Job Description
Key Responsibilities
- Develop and deliver data-driven business insights by analyzing user behavior, market trends, and operational metrics to identify growth opportunities and product optimization strategies.
- Design, implement, and standardize metrics and dashboards that provide real-time visibility into product performance, customer engagement, and business outcomes.
- Collaborate with cross-functional teams, including product managers, engineers, and customer success, to translate data findings into actionable recommendations and solutions.
- Build and automate reporting systems for KPIs across BitGo's diverse product and service offerings, ensuring scalability and consistency in data delivery.
- Partner with product managers to design and execute A/B tests, validate hypotheses, and refine product ideas based on empirical data.
- Work with engineering teams to improve the availability, integrity, accuracy, and reliability of data pipelines, ensuring seamless integration with business tools and platforms.
- Act as a data evangelist by educating stakeholders on data-driven decision-making, fostering a culture of analytics within the organization, and aligning data initiatives with business goals.
- Conduct root-cause analysis on data anomalies and performance bottlenecks to ensure data quality and operational efficiency across all systems.
- Develop predictive models and scenario analyses to forecast business outcomes and support long-term strategic planning.
- Collaborate with marketing and sales teams to analyze customer segmentation, campaign effectiveness, and revenue trends to inform growth strategies.
Job Requirements
- Proven experience in data analysis, preferably in a SaaS or fintech environment, with a focus on product analytics, business intelligence, or growth hacking.
- Advanced proficiency in SQL, Python, or R for data manipulation, analysis, and visualization, with experience in tools like Tableau, Power BI, or Looker.
- Strong understanding of data pipeline architecture, including ETL processes, cloud data platforms (e.g., Snowflake, BigQuery), and data warehousing best practices.
- Excellent communication skills to translate complex data findings into clear, actionable insights for non-technical stakeholders and cross-functional teams.
- Ability to work independently and collaboratively in a fast-paced, dynamic environment with tight deadlines and evolving priorities.
- Experience with agile methodologies and a track record of delivering data-driven projects on time and within scope.
- Knowledge of machine learning techniques and their application to business problems, with experience in model deployment and monitoring.
- Strong analytical mindset with the ability to identify patterns, correlations, and anomalies in large datasets to inform strategic decisions.
- Experience with customer analytics frameworks, including cohort analysis, funnel analysis, and lifetime value (LTV) modeling.
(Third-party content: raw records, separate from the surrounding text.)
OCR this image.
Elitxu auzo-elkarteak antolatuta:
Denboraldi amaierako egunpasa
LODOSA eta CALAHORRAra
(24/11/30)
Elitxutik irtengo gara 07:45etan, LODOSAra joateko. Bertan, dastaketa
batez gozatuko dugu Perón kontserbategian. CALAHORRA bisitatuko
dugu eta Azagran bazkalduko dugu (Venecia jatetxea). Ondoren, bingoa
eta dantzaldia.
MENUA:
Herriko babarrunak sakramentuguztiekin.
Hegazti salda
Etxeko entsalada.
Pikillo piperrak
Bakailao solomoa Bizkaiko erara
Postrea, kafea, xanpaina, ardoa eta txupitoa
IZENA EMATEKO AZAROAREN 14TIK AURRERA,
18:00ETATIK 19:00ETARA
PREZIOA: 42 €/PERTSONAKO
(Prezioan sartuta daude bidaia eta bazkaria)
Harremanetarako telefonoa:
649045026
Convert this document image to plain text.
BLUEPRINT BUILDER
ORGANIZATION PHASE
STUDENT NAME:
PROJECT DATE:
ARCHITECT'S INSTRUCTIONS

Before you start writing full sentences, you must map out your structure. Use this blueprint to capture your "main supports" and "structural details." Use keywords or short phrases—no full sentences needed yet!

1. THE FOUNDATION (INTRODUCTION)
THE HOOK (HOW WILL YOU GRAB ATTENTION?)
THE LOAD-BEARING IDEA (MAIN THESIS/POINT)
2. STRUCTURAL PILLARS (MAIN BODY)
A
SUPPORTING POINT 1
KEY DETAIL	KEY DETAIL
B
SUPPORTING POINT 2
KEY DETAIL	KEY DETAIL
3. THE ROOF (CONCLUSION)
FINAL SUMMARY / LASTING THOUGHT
- Excellent problem-solving skills and the ability to think critically about data challenges, proposing innovative solutions to improve data quality and business outcomes.
- Ability to work with stakeholders at all levels, from executives to engineers, to align data initiatives with organizational goals.
- Experience with data governance practices, including data quality standards, metadata management, and compliance with regulatory requirements.
- Strong attention to detail and a commitment to accuracy in data analysis and reporting processes.
- Ability to develop and maintain scalable data systems that support business growth and operational efficiency.
- Experience with data storytelling techniques to present findings in a compelling and actionable manner to decision-makers.